The sisterly relationship among the three women might challenge credibility. Were my own siblings and I not spread over 17 years, I might look with some doubt on the eldest of the daughters, government worker and environmental watchdog Sarah (the elegant Cindy Marker) as the sister of the youngest girl, Jasmine (Sarah Price), a free spirit who steers clear of the family. I was constantly reminding myself that the two were not mother and daughter.

The middle sister, housewife and – yikes! – expecting mother Freya (Lucy Carapetyan in a performance of real dramatic substance and mettle), represents the fulcrum on which the play turns. Warned by her doom-saying father to terminate the unborn child, Freya is at a loss over what to do. Her eventual decision sweeps us into an altogether new realm.

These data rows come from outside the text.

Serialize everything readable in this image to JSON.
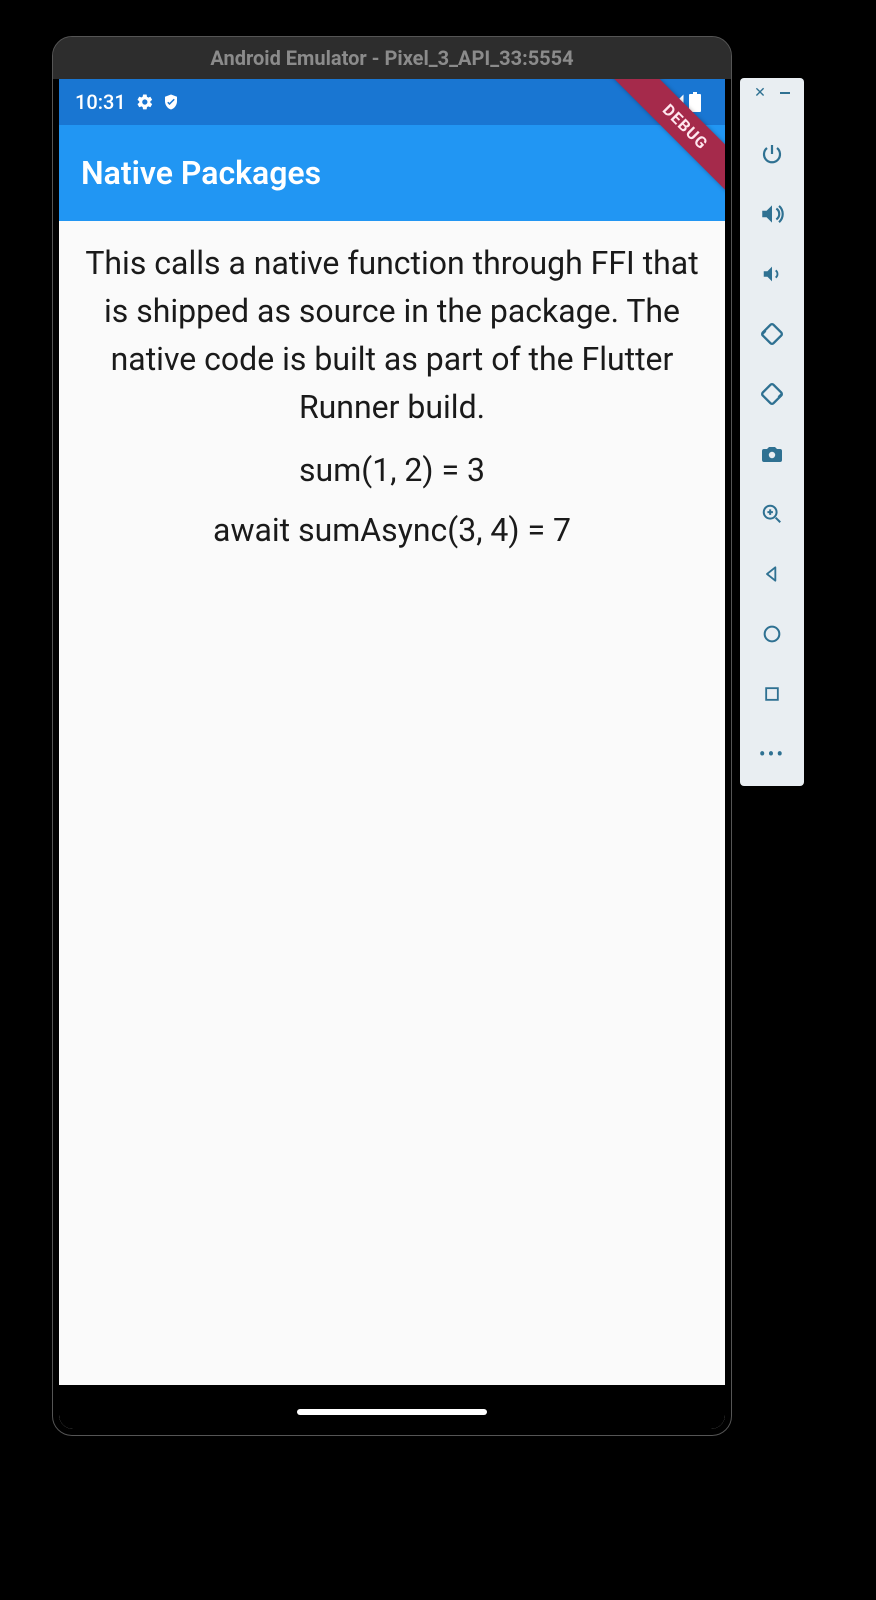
{
  "emulator": {
    "title": "Android Emulator - Pixel_3_API_33:5554",
    "toolbar": {
      "close": "close",
      "minimize": "minimize",
      "buttons": [
        {
          "name": "power-icon"
        },
        {
          "name": "volume-up-icon"
        },
        {
          "name": "volume-down-icon"
        },
        {
          "name": "rotate-left-icon"
        },
        {
          "name": "rotate-right-icon"
        },
        {
          "name": "camera-icon"
        },
        {
          "name": "zoom-in-icon"
        },
        {
          "name": "back-icon"
        },
        {
          "name": "home-icon"
        },
        {
          "name": "overview-icon"
        },
        {
          "name": "more-icon"
        }
      ]
    }
  },
  "statusbar": {
    "time": "10:31",
    "left_icons": [
      "gear-icon",
      "shield-icon"
    ],
    "right_icons": [
      "wifi-icon",
      "cell-signal-icon",
      "battery-icon"
    ]
  },
  "debug_banner": "DEBUG",
  "appbar": {
    "title": "Native Packages"
  },
  "body": {
    "description": "This calls a native function through FFI that is shipped as source in the package. The native code is built as part of the Flutter Runner build.",
    "line1": "sum(1, 2) = 3",
    "line2": "await sumAsync(3, 4) = 7"
  }
}
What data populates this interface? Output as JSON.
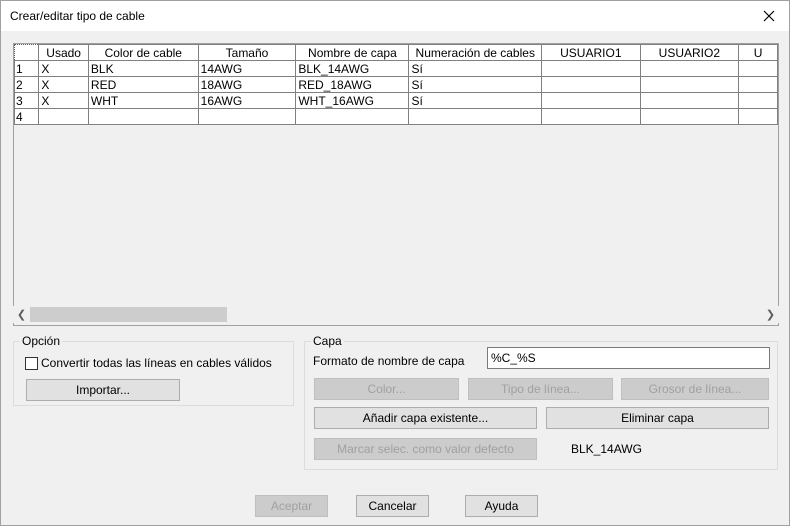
{
  "window": {
    "title": "Crear/editar tipo de cable",
    "close_glyph": "✕"
  },
  "grid": {
    "columns": [
      "Usado",
      "Color de cable",
      "Tamaño",
      "Nombre de capa",
      "Numeración de cables",
      "USUARIO1",
      "USUARIO2",
      "U"
    ],
    "rows": [
      {
        "num": "1",
        "usado": "X",
        "color": "BLK",
        "tamano": "14AWG",
        "capa": "BLK_14AWG",
        "numeracion": "Sí",
        "usuario1": "",
        "usuario2": "",
        "u": ""
      },
      {
        "num": "2",
        "usado": "X",
        "color": "RED",
        "tamano": "18AWG",
        "capa": "RED_18AWG",
        "numeracion": "Sí",
        "usuario1": "",
        "usuario2": "",
        "u": ""
      },
      {
        "num": "3",
        "usado": "X",
        "color": "WHT",
        "tamano": "16AWG",
        "capa": "WHT_16AWG",
        "numeracion": "Sí",
        "usuario1": "",
        "usuario2": "",
        "u": ""
      },
      {
        "num": "4",
        "usado": "",
        "color": "",
        "tamano": "",
        "capa": "",
        "numeracion": "",
        "usuario1": "",
        "usuario2": "",
        "u": ""
      }
    ]
  },
  "opcion": {
    "title": "Opción",
    "checkbox_label": "Convertir todas las líneas en cables válidos",
    "checked": false,
    "import_button": "Importar..."
  },
  "capa": {
    "title": "Capa",
    "format_label": "Formato de nombre de capa",
    "format_value": "%C_%S",
    "color_button": "Color...",
    "linetype_button": "Tipo de línea...",
    "lineweight_button": "Grosor de línea...",
    "add_existing_button": "Añadir capa existente...",
    "delete_button": "Eliminar capa",
    "mark_default_button": "Marcar selec. como valor defecto",
    "default_value": "BLK_14AWG"
  },
  "footer": {
    "accept": "Aceptar",
    "cancel": "Cancelar",
    "help": "Ayuda"
  }
}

Pregnant Freya's husband (Nick Horst, right) journeys to discover what's troubling her. (Lee Miller)Meanwhile, Freya’s husband Steve (Nick Horst), noting his wife’s distraction, makes a secretive trip to confront her father. The old man is pretty straightforward about it all: Of course he told her to get rid of it. The world is a foul place, and down is about to trade places with up. Then the old guy waxes philosophical and observes that we jagged and tempestuous creatures are all more or less walking earthquakes. I admit to flinching and wishing he hadn’t proffered that treacly, ham-handed metaphor. (I prefer to think of us all as star stuff, but I suppose that notion was taken, and besides what sort of title would “Star Stuff in London” be?)

Freya (Lucy Carapetyan) is starring at a choice to awful to contemplate. (Gregg Gilman)What I’m likely to remember longest about Bartlett’s play is the ice-blooded airline executive played with mesmerizing purpose by Peter Moore. What a marvelously dreadful character. Never mind all the pollution the endless thousands of daily flights pump into the air, and what that precipitates on the ground, this man is pushing for an airport expansion in London to accommodate still more flights.

But he’s going to be blocked by Marker’s high-minded Sarah, principled politician and guardian of Mother Earth. The airline exec never blinks. He just coolly pushes back. Yet she is no less adamant. He’s going to lose. And then Moore’s super salesman, who, well, really admires this intelligent and forthright woman, has a brilliant idea, a proposition. Ah, unbelievable – or rather, only too believable.

How is this all to be resolved? There’s the rub, there’s the required Act II that converts a good idea for a play into a great play. Alas, the author turns his engaging, often fierce narrative onto easy street. He spins it into something akin to kiddie theater. The closing flourish is hopeful enough. It’s also an eye-roller. Or maybe it’s just camp.